Mas é essa mesma «qualidade» de não deixar fazer nada, que os torna perigosos pela erosão que produzem a partir da comunicação social, onde predominam. PSL não precisa deles para «fazer», porque eles não querem e, pior, não sabem «fazer», mas teria que, no mínimo, os neutralizar, porque têm uma enorme pertinácia em «desfazer», em meter paus em todas as engrenagens, em envenenar a opinião pública e, por via disso, em criar instabilidade social, política e governativa. Ora a forma como PSL chega a 1º Ministro não é de molde a conferir-lhe uma autoridade que lhe permita tornear esses obstáculos.
Por isso vejo a solução PSL muito complicada em levar à prática, nas circunstâncias actuais.
Mas também não estou a ver outros políticos no topo da hierarquia do PSD que constituam uma alternativa preferível ao PSL
Vejamos as cenas dos próximos capítulos, até porque PSL é uma figura que não pára de nos surpreender.
Todavia, há um cenário que o PSD terá que ter em conta: o PR pode ser tentado a inviabilizar um 1º Ministro, ou um elenco governativo, alegando as «razões» sugeridas por Marcelo Rebelo de Sousa, ou outras, e marcar eleições no prazo de 90 dias, com um governo de gestão, que seria o governo actual chefiado por Manuela Ferreira Leite. Esse cenário seria catastrófico para a coligação, pois Manuela Ferreira Leite para além de inábil como ministra das Finanças é politicamente um desastre: basta que nos lembremos das guerras que teve quando foi ministra da Educação.
Esse cenário levaria os partidos da coligação a um desastre eleitoral superior ao que tiveram há duas semanas, mesmo concorrendo separados.
Durante vários meses aventou-se a hipótese de António Vitorino ser o sucessor de Romano Prodi na Presidência da Comissão Europeia. Era uma hipótese ténue, visto ter contra ela a oposição do bloco de direita, que tudo fazia prever ser maioritário no Parlamento Europeu quando fosse a votação para a sucessão de Prodi.
Mas apesar disso havia um consenso nacional sobre essa matéria. Era um cargo de prestígio; era uma afirmação de que Portugal tinha visibilidade no seio da Europa; tornou-se um desígnio nacional, em suma.
A evolução da política europeia foi no sentido que já era previsível, quando publiquei aqui «O Nosso Homem em Bruxelas», em 10-02-2004, e a candidatura de António Vitorino caiu. Apesar disso, tudo indicou que, quer o governo português, quer o PS continuaram empenhados nessa candidatura.
Entretanto começou a perfilar-se no horizonte o nome de Durão Barroso. Nos meios de comunicação nacionais não pareceu que essa possibilidade tivesse muito crédito.

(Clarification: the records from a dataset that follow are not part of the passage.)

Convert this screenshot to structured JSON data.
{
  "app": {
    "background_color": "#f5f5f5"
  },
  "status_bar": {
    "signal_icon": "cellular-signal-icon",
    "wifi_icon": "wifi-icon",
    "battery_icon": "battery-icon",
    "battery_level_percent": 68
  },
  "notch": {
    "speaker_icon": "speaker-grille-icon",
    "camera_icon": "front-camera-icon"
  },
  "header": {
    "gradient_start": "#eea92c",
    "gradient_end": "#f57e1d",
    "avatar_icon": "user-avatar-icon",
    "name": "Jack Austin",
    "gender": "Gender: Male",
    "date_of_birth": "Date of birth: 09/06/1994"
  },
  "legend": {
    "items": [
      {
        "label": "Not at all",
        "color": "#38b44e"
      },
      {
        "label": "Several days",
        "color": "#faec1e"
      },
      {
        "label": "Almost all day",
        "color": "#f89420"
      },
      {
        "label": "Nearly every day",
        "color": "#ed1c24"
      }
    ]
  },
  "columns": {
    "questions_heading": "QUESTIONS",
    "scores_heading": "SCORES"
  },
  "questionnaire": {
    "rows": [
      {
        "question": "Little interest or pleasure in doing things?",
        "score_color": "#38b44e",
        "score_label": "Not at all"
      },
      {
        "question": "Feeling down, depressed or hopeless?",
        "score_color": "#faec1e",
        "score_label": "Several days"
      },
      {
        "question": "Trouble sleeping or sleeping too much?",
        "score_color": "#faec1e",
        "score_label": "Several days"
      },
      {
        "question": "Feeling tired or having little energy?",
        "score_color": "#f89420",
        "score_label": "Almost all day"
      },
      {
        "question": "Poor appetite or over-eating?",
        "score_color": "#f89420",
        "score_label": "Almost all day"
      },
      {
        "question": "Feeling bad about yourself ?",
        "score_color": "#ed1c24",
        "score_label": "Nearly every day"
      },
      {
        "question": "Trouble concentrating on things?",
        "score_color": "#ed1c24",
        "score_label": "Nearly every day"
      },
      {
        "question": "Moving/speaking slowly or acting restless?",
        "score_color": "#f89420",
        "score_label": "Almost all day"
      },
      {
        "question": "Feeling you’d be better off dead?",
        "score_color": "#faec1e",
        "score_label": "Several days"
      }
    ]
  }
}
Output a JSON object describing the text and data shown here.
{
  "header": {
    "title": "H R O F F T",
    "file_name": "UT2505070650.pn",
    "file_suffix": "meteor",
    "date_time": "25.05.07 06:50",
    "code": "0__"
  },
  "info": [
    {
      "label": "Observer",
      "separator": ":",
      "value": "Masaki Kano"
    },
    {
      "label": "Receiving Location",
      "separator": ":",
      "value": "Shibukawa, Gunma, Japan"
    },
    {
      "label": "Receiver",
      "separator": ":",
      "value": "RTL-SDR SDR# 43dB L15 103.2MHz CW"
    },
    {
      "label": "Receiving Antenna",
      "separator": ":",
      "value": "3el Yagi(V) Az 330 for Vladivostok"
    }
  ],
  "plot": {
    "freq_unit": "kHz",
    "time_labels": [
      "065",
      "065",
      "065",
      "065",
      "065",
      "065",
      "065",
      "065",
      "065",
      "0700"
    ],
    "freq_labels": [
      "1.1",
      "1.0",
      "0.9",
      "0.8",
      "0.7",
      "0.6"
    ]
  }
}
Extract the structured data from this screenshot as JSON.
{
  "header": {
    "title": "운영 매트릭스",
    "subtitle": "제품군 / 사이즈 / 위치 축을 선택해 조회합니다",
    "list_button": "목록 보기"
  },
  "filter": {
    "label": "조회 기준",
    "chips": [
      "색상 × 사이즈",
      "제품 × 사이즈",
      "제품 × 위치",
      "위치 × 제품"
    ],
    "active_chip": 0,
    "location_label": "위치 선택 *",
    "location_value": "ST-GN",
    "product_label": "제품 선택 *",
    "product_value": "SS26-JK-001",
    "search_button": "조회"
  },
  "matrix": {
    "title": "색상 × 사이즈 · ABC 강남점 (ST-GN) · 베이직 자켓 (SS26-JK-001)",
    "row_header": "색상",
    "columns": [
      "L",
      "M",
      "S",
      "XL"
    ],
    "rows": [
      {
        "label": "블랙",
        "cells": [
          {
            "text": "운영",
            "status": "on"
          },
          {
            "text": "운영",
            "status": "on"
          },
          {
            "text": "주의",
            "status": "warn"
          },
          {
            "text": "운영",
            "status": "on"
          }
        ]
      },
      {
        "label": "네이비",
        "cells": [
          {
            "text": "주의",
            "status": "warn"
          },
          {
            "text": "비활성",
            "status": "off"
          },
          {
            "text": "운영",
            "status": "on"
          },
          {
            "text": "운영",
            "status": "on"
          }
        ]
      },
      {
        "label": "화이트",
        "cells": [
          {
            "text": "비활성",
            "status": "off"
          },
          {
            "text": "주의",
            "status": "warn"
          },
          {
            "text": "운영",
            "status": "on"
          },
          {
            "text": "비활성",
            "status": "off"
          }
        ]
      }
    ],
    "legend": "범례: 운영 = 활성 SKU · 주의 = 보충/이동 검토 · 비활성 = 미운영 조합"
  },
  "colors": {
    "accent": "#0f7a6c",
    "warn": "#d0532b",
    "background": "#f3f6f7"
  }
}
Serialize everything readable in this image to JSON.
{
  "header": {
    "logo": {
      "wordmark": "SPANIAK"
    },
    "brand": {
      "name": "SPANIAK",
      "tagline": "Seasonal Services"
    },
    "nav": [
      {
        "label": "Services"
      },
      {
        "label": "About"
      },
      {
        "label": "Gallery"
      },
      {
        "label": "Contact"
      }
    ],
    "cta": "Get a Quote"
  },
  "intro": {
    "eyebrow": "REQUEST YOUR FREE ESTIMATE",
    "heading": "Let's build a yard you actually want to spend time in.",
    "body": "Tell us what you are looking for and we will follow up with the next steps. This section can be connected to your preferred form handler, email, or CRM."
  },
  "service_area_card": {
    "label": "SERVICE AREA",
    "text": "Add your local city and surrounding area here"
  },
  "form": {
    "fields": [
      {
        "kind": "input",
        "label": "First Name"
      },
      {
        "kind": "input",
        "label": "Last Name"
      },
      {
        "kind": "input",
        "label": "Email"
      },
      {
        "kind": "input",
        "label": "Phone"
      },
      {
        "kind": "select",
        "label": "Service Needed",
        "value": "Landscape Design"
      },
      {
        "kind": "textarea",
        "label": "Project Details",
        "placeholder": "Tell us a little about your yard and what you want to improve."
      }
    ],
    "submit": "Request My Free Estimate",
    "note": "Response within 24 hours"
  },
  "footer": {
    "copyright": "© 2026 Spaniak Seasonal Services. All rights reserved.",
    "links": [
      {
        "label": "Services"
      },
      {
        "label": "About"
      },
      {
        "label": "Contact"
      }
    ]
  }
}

Inclusive, alguns candidatos a «fazedores de opinião» davam a entender que tal não passaria de uma manobra publicitária do próprio: fazer correr que era candidato e que recusava.
Finalmente apareceu escrito, preto no branco: Durão Barroso era, no complexo equilíbrio de forças dentro da UE, o candidato mais consensual. Tudo dependia da sua aceitação.
Então, de um momento para o outro, o que era verdade incontestável passou a ser mentira, igualmente incontestável, o que era A passou a não-A. Agora, é «do mais tacanho provincianismo supor que a indicação de um português seja em benefício para o país» como escrevinha A. Seabra hoje, no Público, ou declarou na passada 6ª feira, à SIC, João Soares, numa entrevista em que mostrou novamente que não passa de um político invejoso e mesquinho; a escolha de Durão Barroso foi feita apenas por ter um perfil baixo (e a escolha de António Vitorino seria por ter um perfil alto?); a «escolha condiz com a relativa desvalorização da Comissão» (e no caso de Vitorino seria diferente?); não passou da quarta escolha (e no caso de Vitorino isso constituiria um empecilho?), etc., etc.
Enquanto a candidatura de um político socialista para a Presidência da Comissão Europeia era um desígnio nacional, em que a classe política portuguesa, da direita à esquerda, estava irmanada e empenhada solidariamente, a candidatura de uma figura do centro-direita não teve, para a esquerda, ou melhor, para a esquerda com mais visibilidade pública, qualquer valor, não confere qualquer prestígio ao país, não passa de uma quarta escolha; etc., etc..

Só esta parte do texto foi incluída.